Metadata-Version: 2.4
Name: lionscraper
Version: 1.0.2
Summary: LionScraper bridge daemon, thin MCP stdio, and CLI — local HTTP + WebSocket to Chrome extension (Python)
Author: LionScraper
License: MIT
Keywords: lionscraper,mcp,cli,web-scraping,chrome-extension
Classifier: Development Status :: 4 - Beta
Classifier: Intended Audience :: Developers
Classifier: License :: OSI Approved :: MIT License
Classifier: Programming Language :: Python :: 3
Classifier: Programming Language :: Python :: 3.10
Classifier: Programming Language :: Python :: 3.11
Classifier: Programming Language :: Python :: 3.12
Requires-Python: >=3.10
Description-Content-Type: text/markdown
Requires-Dist: aiohttp>=3.9.0
Requires-Dist: httpx>=0.27.0
Requires-Dist: pydantic>=2.6.0
Requires-Dist: mcp>=1.8.0
Requires-Dist: websockets>=12.0
Provides-Extra: dev
Requires-Dist: pytest>=8.0; extra == "dev"
Requires-Dist: pytest-asyncio>=0.24.0; extra == "dev"

# LionScraper (Python)

Python edition of **LionScraper**: a local **HTTP + WebSocket** daemon that talks to the **Chrome/Edge LionScraper extension**, plus a **thin MCP server** over **stdio** that forwards tool calls to the daemon.

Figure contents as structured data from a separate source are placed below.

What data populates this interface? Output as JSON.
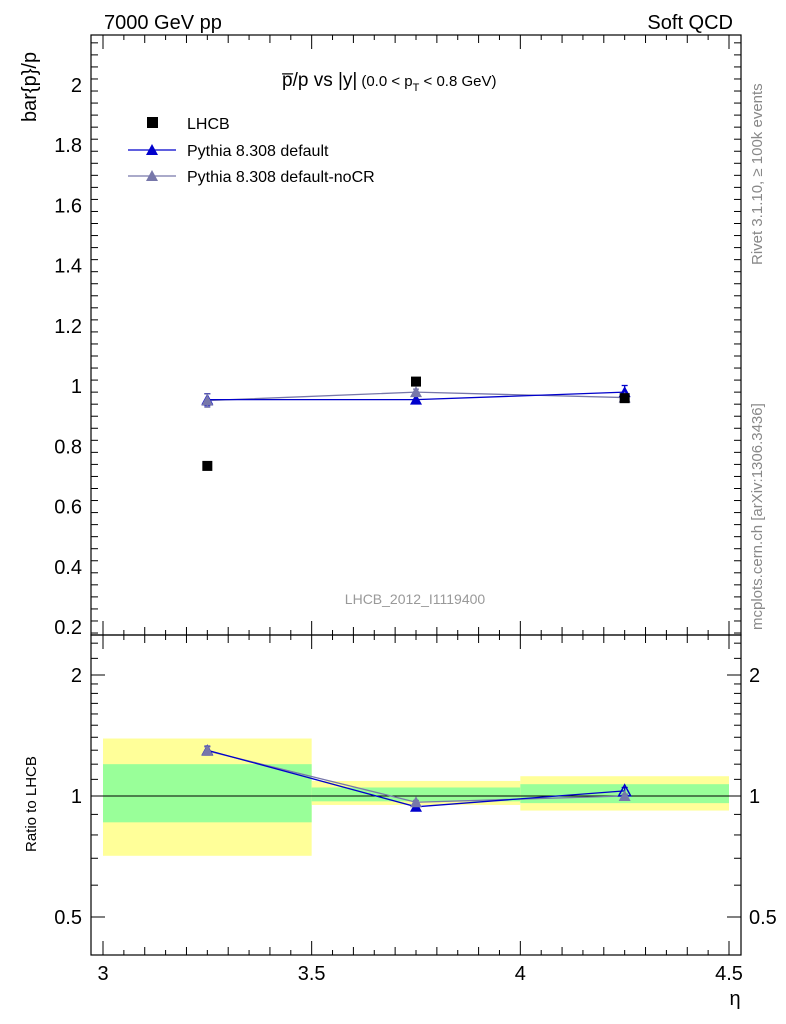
{
  "header": {
    "left": "7000 GeV pp",
    "right": "Soft QCD"
  },
  "side_labels": {
    "rivet": "Rivet 3.1.10, ≥ 100k events",
    "mcplots": "mcplots.cern.ch [arXiv:1306.3436]"
  },
  "colors": {
    "data": "#000000",
    "default": "#0000cc",
    "noCR": "#7777aa",
    "band_inner": "#99ff99",
    "band_outer": "#ffff99"
  },
  "chart_data": [
    {
      "type": "scatter",
      "title_main": "p̅/p vs |y|",
      "title_range": "(0.0 < p",
      "title_sub": "T",
      "title_tail": " < 0.8 GeV)",
      "watermark": "LHCB_2012_I1119400",
      "ylabel": "bar{p}/p",
      "xlim": [
        3,
        4.5
      ],
      "ylim": [
        0.18,
        2.17
      ],
      "yticks": [
        0.2,
        0.4,
        0.6,
        0.8,
        1,
        1.2,
        1.4,
        1.6,
        1.8,
        2
      ],
      "ytick_labels": [
        "0.2",
        "0.4",
        "0.6",
        "0.8",
        "1",
        "1.2",
        "1.4",
        "1.6",
        "1.8",
        "2"
      ],
      "legend": [
        "LHCB",
        "Pythia 8.308 default",
        "Pythia 8.308 default-noCR"
      ],
      "legend_position": "top-left",
      "series": [
        {
          "name": "LHCB",
          "x": [
            3.25,
            3.75,
            4.25
          ],
          "y": [
            0.735,
            1.015,
            0.96
          ],
          "marker": "square"
        },
        {
          "name": "Pythia 8.308 default",
          "x": [
            3.25,
            3.75,
            4.25
          ],
          "y": [
            0.955,
            0.955,
            0.98
          ],
          "yerr": [
            0.02,
            0.012,
            0.022
          ],
          "marker": "triangle"
        },
        {
          "name": "Pythia 8.308 default-noCR",
          "x": [
            3.25,
            3.75,
            4.25
          ],
          "y": [
            0.952,
            0.98,
            0.962
          ],
          "yerr": [
            0.022,
            0.01,
            0.01
          ],
          "marker": "triangle"
        }
      ]
    },
    {
      "type": "scatter",
      "ylabel": "Ratio to LHCB",
      "xlabel": "η",
      "yscale": "log",
      "xlim": [
        3,
        4.5
      ],
      "ylim": [
        0.4,
        2.4
      ],
      "xticks": [
        3,
        3.5,
        4,
        4.5
      ],
      "xtick_labels": [
        "3",
        "3.5",
        "4",
        "4.5"
      ],
      "yticks": [
        0.5,
        1,
        2
      ],
      "ytick_labels": [
        "0.5",
        "1",
        "2"
      ],
      "bands": [
        {
          "x0": 3.0,
          "x1": 3.5,
          "outer": [
            0.71,
            1.39
          ],
          "inner": [
            0.86,
            1.2
          ]
        },
        {
          "x0": 3.5,
          "x1": 4.0,
          "outer": [
            0.95,
            1.09
          ],
          "inner": [
            0.97,
            1.05
          ]
        },
        {
          "x0": 4.0,
          "x1": 4.5,
          "outer": [
            0.92,
            1.12
          ],
          "inner": [
            0.96,
            1.07
          ]
        }
      ],
      "series": [
        {
          "name": "Pythia 8.308 default",
          "x": [
            3.25,
            3.75,
            4.25
          ],
          "y": [
            1.3,
            0.94,
            1.03
          ],
          "yerr": [
            0.03,
            0.01,
            0.02
          ]
        },
        {
          "name": "Pythia 8.308 default-noCR",
          "x": [
            3.25,
            3.75,
            4.25
          ],
          "y": [
            1.295,
            0.965,
            1.0
          ],
          "yerr": [
            0.03,
            0.01,
            0.01
          ]
        }
      ]
    }
  ]
}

Behavior is intended to match the npm/`packages/node` implementation in this repository.

## Requirements

- Python **3.10+**
- The LionScraper browser extension installed and configured to use the same **PORT** as the daemon (default **13808**).

## Install

From PyPI (when published):

```bash
pip install lionscraper
```

From a checkout of this repo:

```bash
cd packages/python
pip install -e ".[dev]"
```

## Commands

| Command | Role |
|--------|------|
| `lionscraper` | Full CLI (`daemon`, `stop`, `scrape`, `ping`, …). |
| `lionscraper-mcp` | If **no** extra arguments: thin MCP over stdio. **Any** extra argument delegates to the same CLI as `lionscraper`. |

Equivalent module entry:

```bash
python -m lionscraper --help
python -m lionscraper daemon
```

## MCP client configuration

Use **`lionscraper-mcp`** as the MCP server command (no arguments) so the host spawns thin MCP stdio:

```json
{
  "mcpServers": {
    "lionscraper": {
      "command": "lionscraper-mcp",
      "env": {
        "PORT": "13808",
        "LANG": "en-US"
      }
    }
  }
}
```

To run the same routing as `lionscraper-mcp` via Python (stdio MCP when there are **no** extra arguments after the module name):

```json
"command": "python",
"args": ["-m", "lionscraper"]
```

Thin stdio mode is selected only when `sys.argv` after the program entry has **length 0** (same as Node). Any extra token (including `--debug`) selects the CLI path instead.

## Environment variables

| Variable | Meaning |
|----------|---------|
| `PORT` | HTTP + WebSocket listen port (default **13808**). Must match the extension bridge port. |
| `TOKEN` | Optional bearer token for `Authorization` on loopback HTTP. |
| `DAEMON` | Set to `0` to disable auto-start of the daemon from CLI / thin MCP. |
| `TIMEOUT` | Default timeout hints (see root repo docs). |
| `LANG` | Locale for log and tool metadata (`en-US` / `zh-CN`). |

## PyPI release (maintainers)

```bash
cd packages/python
python -m pip install build twine
python -m build
python -m twine upload dist/*
```

Project name on PyPI: **`lionscraper`** (single package providing both console scripts).

## Parity with Node

This package mirrors `packages/node`: bridge protocol, daemon HTTP API (`/v1/health`, `/v1/daemon/shutdown`, `/v1/tools/call` with optional NDJSON progress), port probing, and tool input validation (Pydantic vs Zod). Locale JSON is copied under `src/locale/` so the Python wheel does not depend on the Node tree.

## Development tests

```bash
cd packages/python
pytest
```

## Manual smoke test

1. Start the daemon: `lionscraper daemon` (or let CLI / `lionscraper-mcp` auto-spawn with default `DAEMON`).
2. Connect the extension to `ws://127.0.0.1:<PORT>` (same as HTTP).
3. `curl -s http://127.0.0.1:13808/v1/health` — expect JSON with `"ok": true` and `identity` **lionscraper** when ready.
4. Run `lionscraper-mcp` with no args under an MCP host and list tools — expect `ping`, `scrape`, `scrape_article`, etc.

Chinese documentation: [README_cn.md](README_cn.md).